With the last two years we’ve had, and the chance many of us will be having a ball with loved ones this Christmas, a Bedford personal trainer has said there’s no need to feel guilty if you have a splurge over the festive season.
Personal trainer, Suki Fhalora say at this time of year people do tend to write December off when it comes to managing their diet and will allow themselves to eat and drink whatever they want, leaving consequences until January.
However, Suki says It doesn’t have to be this way and you don’t need to overly restrict yourself, even if you are more conscious of your food choices.
Speaking to the Bedford Independent, Suki had these top tips for guilt-free festive food:
- Don’t wait until Christmas Eve to start enjoying those festive foods. Allow yourself to eat them as early as you like. Start eating the pates, selection of cheeses, mince pies and tins of quality street now, if you’re enjoying them regularly, you’re less likely to overeat on those foods because you haven’t saved them all up to have on or around Christmas.

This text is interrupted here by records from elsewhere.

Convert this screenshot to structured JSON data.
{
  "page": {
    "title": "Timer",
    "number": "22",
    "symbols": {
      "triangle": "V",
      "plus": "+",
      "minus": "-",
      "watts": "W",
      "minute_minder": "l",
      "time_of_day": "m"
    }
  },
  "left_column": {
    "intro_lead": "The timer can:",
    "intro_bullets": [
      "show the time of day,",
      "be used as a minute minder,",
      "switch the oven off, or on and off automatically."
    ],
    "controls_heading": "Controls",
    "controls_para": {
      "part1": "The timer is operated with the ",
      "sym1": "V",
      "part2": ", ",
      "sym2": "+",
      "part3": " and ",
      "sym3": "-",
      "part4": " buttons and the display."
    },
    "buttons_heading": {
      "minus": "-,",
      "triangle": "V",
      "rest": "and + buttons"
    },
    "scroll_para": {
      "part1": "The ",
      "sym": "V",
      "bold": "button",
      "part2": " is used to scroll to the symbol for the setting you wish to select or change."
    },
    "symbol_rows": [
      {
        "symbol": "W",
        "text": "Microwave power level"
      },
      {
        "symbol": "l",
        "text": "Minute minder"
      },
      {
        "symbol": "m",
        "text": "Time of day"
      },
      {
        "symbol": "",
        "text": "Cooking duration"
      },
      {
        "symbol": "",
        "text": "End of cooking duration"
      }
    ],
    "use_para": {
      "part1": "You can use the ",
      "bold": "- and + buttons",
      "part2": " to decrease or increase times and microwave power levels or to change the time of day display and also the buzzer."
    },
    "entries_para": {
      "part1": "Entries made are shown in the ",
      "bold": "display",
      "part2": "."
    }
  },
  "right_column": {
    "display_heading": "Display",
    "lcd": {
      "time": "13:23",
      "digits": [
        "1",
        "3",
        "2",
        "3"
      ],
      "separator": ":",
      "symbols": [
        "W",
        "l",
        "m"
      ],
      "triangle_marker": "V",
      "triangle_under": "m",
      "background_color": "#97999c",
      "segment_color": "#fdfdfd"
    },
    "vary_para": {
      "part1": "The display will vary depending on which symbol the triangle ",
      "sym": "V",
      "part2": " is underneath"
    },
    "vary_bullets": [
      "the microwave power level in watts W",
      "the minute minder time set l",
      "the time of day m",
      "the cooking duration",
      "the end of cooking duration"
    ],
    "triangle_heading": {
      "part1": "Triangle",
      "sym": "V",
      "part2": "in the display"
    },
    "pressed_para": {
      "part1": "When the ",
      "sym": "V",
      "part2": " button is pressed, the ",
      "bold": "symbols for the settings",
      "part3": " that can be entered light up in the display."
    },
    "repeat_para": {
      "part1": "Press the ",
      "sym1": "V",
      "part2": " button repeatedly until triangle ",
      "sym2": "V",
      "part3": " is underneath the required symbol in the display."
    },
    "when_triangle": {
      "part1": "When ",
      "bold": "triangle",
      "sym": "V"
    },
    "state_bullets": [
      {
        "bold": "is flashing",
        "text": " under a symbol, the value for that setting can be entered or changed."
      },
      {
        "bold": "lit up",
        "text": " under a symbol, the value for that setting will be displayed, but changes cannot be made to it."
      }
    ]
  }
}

- Honour your hunger and fullness signals, stop when you’re full and pause for 10 minutes before going for seconds. This gives your brain time to register your satiety levels. Eat slowly and really taste your food, put your fork and knife down after each mouthful, you’ll be more aware of the textures, flavours and smells and you’ll enjoy your meal so much more.
- You’ll always have people trying to push you to eat and drink, “it’s Christmas, go on”, “just have one more.” Set yourself some boundaries. You don’t have to say yes if you don’t want to. Don’t feel pressurised to overconsume just because everyone else is. By saying no to others, you’ll have more control over your own actions, and you’ll behave in a way that is better serving your needs.
- Alcohol calories can rack up pretty quickly and if you are choosing to drink, try and limit the Bailey’s and sugary cocktails and instead opt for lower-calorie options such as slimline/diet mixers for spirits, wine, or Prosecco/Champagne and lighter beers.
- Drink water in between alcoholic drinks too, not only will this slow down your consumption, but you’ll also keep yourself hydrated. Most of all, be careful of those extra nibbles we tend to consume when we have a drink in hand, those handful of nuts and crisps are such an easy way to overeat.
- If you have a special dinner planned, don’t skip meals throughout the day. The last thing you want to be doing is turn up to a restaurant ready to chew your hand off. You’re more likely to overeat and make poorer food choices. Instead, opt for a higher protein breakfast and lunch and include a small snack before you go out, a simple protein yoghurt with some berries will curb your hunger so when it is time to order, you won’t feel like diving in headfirst into the sharing board and then continuing with a starter, main and pudding.
- Don’t weigh yourself on Boxing Day and punish yourself for what you ate. Your scale weight fluctuates depending on everything from how much you’ve eaten the previous day, to more carbohydrates increasing water retention, from whether you’ve been to the toilet to your hormones/menstrual cycle. You won’t have put on 5lbs of fat, just because your scales say so, most would find it near enough impossible to consume the number of calories needed to gain that amount of fat in one day.
Suki says, most importantly, we should enjoy the festive period and don’t deprive ourselves of the foods we enjoy, but she says we need to change the narrative.
“You don’t need to feel so full you’re ready to burst,” she says. “You don’t need to drink alcohol every day to be sociable. You don’t need to feel ashamed because you’re saying no because you genuinely don’t want something.
“A sign of a good time isn’t about how much you ate and drank. It’s about the memories you made, and time spent with loved ones.
“Enjoy this time to celebrate with friends and family, just be more mindful and listen to your own body, and even if you do find come January you have gained a few pounds, it really isn’t the end of the world, fat gain is not fixed and is absolutely changeable.”